虐殺行脚 東京編(22):安藤記念教会会堂(16.10)

 そして韓国大使館のある坂をすこしのぼると、日本基督教団安藤記念教会会堂に着きました。竣工は1917(大正6)年、設計は吉武長一、蔦のからまる塔屋とステンドグラスが印象的です。解説板を転記します。

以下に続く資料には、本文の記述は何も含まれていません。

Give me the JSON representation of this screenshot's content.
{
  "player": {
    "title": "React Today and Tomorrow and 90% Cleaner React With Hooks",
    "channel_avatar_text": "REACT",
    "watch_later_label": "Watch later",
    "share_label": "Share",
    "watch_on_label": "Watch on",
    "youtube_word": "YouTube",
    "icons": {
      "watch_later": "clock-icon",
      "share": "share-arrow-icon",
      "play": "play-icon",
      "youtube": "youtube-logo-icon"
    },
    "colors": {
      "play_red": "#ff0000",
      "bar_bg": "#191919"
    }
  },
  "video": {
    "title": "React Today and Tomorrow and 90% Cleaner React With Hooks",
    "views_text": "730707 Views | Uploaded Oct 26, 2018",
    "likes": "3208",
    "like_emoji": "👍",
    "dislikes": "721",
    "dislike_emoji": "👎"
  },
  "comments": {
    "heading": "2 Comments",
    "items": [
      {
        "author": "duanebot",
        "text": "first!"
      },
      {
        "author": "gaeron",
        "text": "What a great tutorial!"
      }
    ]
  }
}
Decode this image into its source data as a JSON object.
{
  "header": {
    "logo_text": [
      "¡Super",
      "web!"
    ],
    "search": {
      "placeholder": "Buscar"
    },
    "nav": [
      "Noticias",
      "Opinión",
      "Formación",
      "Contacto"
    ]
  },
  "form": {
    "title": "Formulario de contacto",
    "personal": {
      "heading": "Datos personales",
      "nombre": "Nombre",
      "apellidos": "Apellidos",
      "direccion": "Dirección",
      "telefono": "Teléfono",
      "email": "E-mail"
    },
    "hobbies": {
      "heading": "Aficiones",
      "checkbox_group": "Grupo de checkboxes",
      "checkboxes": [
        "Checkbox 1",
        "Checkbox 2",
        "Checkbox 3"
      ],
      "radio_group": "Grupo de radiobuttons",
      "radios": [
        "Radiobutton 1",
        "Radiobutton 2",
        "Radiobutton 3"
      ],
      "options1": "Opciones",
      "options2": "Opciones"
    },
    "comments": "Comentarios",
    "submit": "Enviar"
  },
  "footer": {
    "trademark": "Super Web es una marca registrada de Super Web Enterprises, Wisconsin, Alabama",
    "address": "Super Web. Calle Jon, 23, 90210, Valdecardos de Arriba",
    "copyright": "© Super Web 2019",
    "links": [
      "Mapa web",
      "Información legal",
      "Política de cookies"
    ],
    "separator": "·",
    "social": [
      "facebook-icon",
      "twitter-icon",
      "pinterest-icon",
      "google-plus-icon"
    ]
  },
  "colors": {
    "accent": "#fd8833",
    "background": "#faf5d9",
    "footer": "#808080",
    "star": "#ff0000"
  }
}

 この教会堂は、関東大震災前に竣工してその姿を留めている貴重な教会建築である。大谷石(一部小松石)の組積造で、南西の角に出入口の塔屋を設けている。建物の北と南の壁画には小川三知が製作したステンドグラスが嵌め込まれている。この教会の創立者安藤太郎がハワイ総領事であったことから、南面のアーチ窓のステンドグラスには、布哇(ハワイ)初回受洗者を記念する文字が日本語と英語で表わされている。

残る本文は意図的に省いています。